For starters, Intel is splitting up its graphic chips unit into two to better compete with other big chip names like NVIDIA Corporation (NASDAQ: NVDA) and Advanced Micro Devices, Inc. (NASDAQ: AMD), who together are leading in the AI-based chip industry. For the most part, Wall Street has been happy with this move by leadership, who in the past have come under fire for doing seemingly nothing to arrest the loss of market share.
Raja Koduri, who leads the graphics chip unit at Intel, made the decision. He’d previously led the graphics technology ventures at Apple (NASDAQ: AAPL) and feels like a much-needed safe pair of hands right now to help spark a comeback.
As of making a comeback, Bitcoin’s 30% rally this year has caused shares of HIVE Blockchain Technologies Ltd (NASDAQ: HIVE) to jump almost 150%. If you’re wondering what this has to do with Intel, stick with us and keep in mind that Intel’s chips power HIVE’s mining machines.
The primary knock-on effect of a comeback in Bitcoin, and crypto overall, is increased profitability from mining, which increases demand for the chips that power it.

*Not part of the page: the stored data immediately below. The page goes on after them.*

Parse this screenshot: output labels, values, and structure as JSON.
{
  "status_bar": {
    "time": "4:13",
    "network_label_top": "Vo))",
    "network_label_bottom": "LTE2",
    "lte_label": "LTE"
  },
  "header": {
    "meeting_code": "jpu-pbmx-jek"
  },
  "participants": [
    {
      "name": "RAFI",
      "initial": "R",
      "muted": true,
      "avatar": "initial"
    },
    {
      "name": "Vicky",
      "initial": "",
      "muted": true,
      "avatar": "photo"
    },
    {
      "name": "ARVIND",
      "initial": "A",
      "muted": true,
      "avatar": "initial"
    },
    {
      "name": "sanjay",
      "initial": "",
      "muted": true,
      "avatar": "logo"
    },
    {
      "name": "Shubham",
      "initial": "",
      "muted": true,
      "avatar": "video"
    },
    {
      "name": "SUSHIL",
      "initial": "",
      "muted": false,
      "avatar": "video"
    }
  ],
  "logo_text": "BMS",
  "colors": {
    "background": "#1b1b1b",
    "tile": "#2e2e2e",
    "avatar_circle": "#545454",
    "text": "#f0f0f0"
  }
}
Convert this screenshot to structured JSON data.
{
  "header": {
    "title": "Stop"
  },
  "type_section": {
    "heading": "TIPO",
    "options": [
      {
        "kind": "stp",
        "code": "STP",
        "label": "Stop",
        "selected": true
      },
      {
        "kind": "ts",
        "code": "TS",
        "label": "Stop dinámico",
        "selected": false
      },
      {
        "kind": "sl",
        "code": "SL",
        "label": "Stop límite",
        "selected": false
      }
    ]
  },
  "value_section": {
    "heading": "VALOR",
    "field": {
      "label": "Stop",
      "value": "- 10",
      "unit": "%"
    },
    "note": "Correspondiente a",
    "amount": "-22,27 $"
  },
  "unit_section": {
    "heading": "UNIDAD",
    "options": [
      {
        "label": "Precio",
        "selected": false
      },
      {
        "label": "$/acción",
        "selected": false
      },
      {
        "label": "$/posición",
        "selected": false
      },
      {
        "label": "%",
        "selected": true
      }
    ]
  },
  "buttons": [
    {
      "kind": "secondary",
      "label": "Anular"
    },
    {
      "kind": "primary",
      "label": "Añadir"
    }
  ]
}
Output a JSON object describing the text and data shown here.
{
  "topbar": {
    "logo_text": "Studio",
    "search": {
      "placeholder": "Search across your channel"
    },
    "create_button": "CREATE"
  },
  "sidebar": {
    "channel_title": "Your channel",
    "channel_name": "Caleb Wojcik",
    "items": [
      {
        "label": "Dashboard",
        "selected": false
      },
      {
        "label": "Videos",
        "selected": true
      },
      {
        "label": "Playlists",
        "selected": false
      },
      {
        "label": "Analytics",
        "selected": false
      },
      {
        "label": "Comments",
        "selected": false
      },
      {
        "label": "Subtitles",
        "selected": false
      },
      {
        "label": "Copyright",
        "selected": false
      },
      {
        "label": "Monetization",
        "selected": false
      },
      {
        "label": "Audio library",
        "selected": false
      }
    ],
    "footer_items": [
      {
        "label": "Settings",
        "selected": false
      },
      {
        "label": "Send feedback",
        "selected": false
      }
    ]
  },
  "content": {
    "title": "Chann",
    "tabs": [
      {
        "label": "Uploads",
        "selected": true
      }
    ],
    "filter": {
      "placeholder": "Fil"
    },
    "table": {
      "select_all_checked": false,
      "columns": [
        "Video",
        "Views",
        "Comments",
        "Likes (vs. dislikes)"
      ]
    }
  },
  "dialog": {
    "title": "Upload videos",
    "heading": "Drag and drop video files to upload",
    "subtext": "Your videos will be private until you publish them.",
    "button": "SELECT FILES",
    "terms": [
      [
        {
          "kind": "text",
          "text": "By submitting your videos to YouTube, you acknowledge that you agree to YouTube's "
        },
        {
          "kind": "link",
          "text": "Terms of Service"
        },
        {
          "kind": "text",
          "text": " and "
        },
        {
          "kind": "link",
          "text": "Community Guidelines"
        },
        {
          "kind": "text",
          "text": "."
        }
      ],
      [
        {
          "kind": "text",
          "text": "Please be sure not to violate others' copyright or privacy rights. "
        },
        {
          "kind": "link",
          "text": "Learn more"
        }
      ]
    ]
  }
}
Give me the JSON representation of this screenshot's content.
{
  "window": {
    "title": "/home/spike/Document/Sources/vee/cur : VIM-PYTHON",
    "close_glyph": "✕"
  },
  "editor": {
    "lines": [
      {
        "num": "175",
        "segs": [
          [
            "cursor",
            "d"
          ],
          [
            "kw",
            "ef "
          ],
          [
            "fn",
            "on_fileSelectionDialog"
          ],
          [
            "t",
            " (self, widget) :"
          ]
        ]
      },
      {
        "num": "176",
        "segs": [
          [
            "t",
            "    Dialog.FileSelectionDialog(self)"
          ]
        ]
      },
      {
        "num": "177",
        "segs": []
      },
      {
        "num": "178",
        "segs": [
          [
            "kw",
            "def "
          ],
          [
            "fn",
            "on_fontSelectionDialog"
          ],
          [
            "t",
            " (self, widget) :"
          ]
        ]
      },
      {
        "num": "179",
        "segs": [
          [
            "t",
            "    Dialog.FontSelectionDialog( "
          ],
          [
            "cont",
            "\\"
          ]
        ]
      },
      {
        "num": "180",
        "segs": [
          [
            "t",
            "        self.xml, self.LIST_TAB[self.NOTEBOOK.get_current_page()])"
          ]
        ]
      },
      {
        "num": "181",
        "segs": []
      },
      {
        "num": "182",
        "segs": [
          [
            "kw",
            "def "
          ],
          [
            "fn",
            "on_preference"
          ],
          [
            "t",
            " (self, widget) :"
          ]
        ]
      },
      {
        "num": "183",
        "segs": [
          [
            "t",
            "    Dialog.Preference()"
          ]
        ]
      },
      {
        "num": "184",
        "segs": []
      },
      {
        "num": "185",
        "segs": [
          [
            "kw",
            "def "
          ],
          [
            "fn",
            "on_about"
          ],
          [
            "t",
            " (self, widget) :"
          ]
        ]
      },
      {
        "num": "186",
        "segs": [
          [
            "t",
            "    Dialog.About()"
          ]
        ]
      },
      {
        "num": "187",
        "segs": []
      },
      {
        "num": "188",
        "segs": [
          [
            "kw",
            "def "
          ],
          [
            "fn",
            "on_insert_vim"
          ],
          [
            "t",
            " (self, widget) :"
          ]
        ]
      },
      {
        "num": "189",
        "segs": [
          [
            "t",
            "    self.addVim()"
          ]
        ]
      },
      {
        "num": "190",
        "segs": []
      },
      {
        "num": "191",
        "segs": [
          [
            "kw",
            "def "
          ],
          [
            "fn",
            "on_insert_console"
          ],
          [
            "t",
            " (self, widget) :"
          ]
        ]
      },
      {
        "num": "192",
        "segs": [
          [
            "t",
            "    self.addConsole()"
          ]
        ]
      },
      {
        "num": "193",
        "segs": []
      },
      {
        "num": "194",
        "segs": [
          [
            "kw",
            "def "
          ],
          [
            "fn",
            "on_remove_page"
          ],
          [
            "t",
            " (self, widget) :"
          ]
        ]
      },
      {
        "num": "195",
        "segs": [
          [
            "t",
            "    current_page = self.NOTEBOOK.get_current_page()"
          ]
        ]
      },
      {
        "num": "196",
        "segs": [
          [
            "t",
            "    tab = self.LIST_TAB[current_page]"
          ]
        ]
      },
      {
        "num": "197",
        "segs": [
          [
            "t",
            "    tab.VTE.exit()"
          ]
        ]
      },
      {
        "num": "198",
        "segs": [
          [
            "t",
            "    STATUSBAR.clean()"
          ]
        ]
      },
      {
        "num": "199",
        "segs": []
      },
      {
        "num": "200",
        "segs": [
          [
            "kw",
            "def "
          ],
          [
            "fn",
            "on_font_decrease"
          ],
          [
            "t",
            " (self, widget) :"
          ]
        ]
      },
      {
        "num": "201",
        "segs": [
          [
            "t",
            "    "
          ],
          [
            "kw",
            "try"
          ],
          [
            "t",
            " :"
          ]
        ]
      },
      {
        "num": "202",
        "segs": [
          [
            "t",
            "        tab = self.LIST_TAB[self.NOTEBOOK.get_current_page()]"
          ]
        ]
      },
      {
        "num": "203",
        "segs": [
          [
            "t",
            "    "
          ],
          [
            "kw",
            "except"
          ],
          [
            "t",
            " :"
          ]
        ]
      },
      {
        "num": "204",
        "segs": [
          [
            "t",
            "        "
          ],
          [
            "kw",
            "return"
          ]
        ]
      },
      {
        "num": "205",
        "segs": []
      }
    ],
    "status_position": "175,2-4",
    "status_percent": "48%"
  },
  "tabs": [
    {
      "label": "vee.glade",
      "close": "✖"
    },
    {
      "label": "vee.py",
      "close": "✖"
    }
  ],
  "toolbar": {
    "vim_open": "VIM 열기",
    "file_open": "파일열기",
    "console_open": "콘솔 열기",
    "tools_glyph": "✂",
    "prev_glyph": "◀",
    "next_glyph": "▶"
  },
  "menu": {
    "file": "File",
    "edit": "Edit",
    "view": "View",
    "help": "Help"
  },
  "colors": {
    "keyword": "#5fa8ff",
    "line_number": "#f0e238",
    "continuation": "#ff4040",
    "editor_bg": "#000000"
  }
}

If some of Intel’s weakness last year can be tied to the crypto sell-off, then a continued turnaround should also be a tailwind for Intel in the months ahead.
In addition, the state of the US chip industry has caught the attention of President Biden, who is set to further promote American semiconductor companies in a series of upcoming summits with Canadian and Mexican world leaders.
Biden hopes to drive outside investment into domestic chip facilities in the wake of supply chain disruptions across China and other parts of Asia. The goal here is to incentivize world leaders to coordinate supply chain operations in the US so they no longer have to rely on facilities in Asia to provide the needed products.
So while there are fundamental reasons to think bullishly about Intel, risks that need to be noted exist. The team at Bank of America recently lowered their PC estimates for the first half of 2023, which came off some industry checks.
In addition, analyst Vivek Arya reiterated his Underperform rating on the stock and lowered his 2023 EPS estimates by 9%. This was primarily based on the company’s soft guidance, and he added in a note to clients that “there are additional concerns of Intel pricing its products more aggressively to capture share and taking advantage of incremental capacity.”
For investors looking for higher quality names in the space, they needn’t go much further than the aforementioned AMD, whose stock Arya has rated as a Buy.
But with a price-to-earnings ratio of just 9 versus AMD’s 41, investors will feel they’re getting a bargain with Intel as low as it is. And with December's low having failed to break below October's lows, we’re now seeing a technically bullish situation develop, which will support an upward trend.
Intel may have spent the past three years with the bears, but it’s looking like the bulls are ready to be back in the market. If shares can get above $30 and hold that line, they’re in a good position to capitalize from further industry-wide tailwinds and company-specific initiatives.